This was the softest of launches for Julian Klausner at Dries Van Noten following his announcement as its creative director last month. In advance of showing his first womenswear collection as DVN’s brand captain on the runway in Paris in March, Klausner today released the very first menswear collection on his watch.
Where soon he will face the scrutiny of a live audience for the first time, here he stayed shrouded behind the romantic soft focus of a Willy Vanderperre shoot accessorized by a quoteless press release. That release firmly specified that this collection was “designed by the Dries Van Noten Studio and directed by Julian Klausner,” to indicate that it does not carry his full creative signature.
It was partially inspired by William Burroughs’s The Wild Boys, that release also disclosed, but the author’s futuristic underground movement appeared here to have been time-machined to Antwerp in the early 19th century. Raffish, vagabond, and sexy, this was a crew cast dreamily adrift and apparently profoundly washed out. One lounged by a life preserver in a pink canvas trench coat pinned with flowers and worn over pleated shorts, tights, and biker boots. Another sprawled by a jolly boat in a patchwork knit coat and shorts. One more sat pensively against a weathered boathouse in a full-sleeved camel blazer and a dramatically bow-fronted rose-hued shirt.
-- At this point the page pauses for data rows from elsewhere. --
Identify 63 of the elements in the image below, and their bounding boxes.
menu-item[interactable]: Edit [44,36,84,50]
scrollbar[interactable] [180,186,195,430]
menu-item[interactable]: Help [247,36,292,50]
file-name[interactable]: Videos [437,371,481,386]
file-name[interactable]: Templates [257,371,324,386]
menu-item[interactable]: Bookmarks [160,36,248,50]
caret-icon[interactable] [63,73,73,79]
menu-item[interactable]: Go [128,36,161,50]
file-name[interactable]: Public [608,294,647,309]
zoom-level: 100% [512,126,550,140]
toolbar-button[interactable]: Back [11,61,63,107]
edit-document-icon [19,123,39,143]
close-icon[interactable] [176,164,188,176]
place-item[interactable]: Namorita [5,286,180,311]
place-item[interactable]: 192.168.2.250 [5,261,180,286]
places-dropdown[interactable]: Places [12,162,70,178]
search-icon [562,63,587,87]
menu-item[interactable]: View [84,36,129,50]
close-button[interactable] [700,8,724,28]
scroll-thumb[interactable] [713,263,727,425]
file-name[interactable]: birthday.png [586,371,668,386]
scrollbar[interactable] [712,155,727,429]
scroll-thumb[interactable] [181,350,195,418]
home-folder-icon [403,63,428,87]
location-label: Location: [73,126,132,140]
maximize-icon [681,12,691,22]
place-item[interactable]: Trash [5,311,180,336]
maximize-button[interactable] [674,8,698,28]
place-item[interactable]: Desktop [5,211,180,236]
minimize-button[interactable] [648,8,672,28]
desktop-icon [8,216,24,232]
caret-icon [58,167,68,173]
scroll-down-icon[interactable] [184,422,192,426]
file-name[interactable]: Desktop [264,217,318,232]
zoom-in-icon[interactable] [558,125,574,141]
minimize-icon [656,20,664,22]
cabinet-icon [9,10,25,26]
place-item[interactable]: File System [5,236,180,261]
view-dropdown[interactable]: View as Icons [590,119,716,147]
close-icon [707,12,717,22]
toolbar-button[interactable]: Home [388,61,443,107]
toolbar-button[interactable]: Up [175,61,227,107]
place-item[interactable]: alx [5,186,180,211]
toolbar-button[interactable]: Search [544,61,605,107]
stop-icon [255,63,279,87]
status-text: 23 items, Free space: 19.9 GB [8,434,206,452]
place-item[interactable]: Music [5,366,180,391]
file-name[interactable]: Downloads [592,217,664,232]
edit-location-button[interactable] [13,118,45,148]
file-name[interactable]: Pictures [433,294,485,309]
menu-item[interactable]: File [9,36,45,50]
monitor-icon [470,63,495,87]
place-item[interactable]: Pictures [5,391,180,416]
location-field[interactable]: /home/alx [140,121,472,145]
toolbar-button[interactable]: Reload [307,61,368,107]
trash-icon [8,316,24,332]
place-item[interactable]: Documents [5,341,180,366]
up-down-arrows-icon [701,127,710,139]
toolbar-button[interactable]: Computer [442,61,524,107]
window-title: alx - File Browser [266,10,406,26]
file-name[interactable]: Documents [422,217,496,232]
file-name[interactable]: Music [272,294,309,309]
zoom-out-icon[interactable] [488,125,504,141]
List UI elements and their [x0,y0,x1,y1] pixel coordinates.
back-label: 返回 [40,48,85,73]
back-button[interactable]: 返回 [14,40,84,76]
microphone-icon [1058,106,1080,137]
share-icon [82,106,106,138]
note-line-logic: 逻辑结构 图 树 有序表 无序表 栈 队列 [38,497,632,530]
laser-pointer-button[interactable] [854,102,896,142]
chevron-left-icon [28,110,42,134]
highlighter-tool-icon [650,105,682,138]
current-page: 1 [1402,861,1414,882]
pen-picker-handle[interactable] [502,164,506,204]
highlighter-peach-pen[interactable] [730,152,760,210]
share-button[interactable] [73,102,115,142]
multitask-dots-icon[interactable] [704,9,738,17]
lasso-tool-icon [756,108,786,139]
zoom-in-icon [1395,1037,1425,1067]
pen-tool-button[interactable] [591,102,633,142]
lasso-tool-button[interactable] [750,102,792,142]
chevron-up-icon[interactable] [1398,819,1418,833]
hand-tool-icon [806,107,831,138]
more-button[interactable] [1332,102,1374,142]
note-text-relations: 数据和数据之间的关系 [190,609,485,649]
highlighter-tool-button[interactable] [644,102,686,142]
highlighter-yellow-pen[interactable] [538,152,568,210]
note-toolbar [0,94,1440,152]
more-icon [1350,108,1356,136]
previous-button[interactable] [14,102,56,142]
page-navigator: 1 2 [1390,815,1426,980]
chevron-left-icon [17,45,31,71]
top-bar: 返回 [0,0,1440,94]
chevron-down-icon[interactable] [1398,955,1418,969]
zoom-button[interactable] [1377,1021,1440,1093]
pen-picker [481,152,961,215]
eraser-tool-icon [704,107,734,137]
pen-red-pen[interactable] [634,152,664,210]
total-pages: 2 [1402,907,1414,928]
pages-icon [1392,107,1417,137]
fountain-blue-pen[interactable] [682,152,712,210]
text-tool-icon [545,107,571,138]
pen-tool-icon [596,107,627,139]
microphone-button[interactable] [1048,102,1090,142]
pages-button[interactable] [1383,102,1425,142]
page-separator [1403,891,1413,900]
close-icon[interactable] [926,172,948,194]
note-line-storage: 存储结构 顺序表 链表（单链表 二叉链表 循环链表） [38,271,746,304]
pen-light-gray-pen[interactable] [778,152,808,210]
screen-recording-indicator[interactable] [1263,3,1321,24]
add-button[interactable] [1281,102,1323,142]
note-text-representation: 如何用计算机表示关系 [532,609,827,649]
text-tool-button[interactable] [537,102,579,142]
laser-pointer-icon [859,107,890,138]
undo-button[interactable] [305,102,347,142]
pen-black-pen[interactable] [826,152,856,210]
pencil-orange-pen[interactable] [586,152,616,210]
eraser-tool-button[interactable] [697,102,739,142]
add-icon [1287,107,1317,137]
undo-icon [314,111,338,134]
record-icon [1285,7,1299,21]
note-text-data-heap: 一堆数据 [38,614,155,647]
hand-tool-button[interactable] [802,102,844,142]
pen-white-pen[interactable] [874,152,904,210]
The cavalier aesthetic of the clothes was in contrast to the cadaverously wan mien of their doe-eyed protagonists. There was a further contrast between the lushness of the fabrications and the pragmatic roughness of details including the knotted white cord belts. Going on the evidence of this lookbook, Dries Van Noten is preparing to set sail on a voyage that explores deeply held sensation and mood through clothing and image.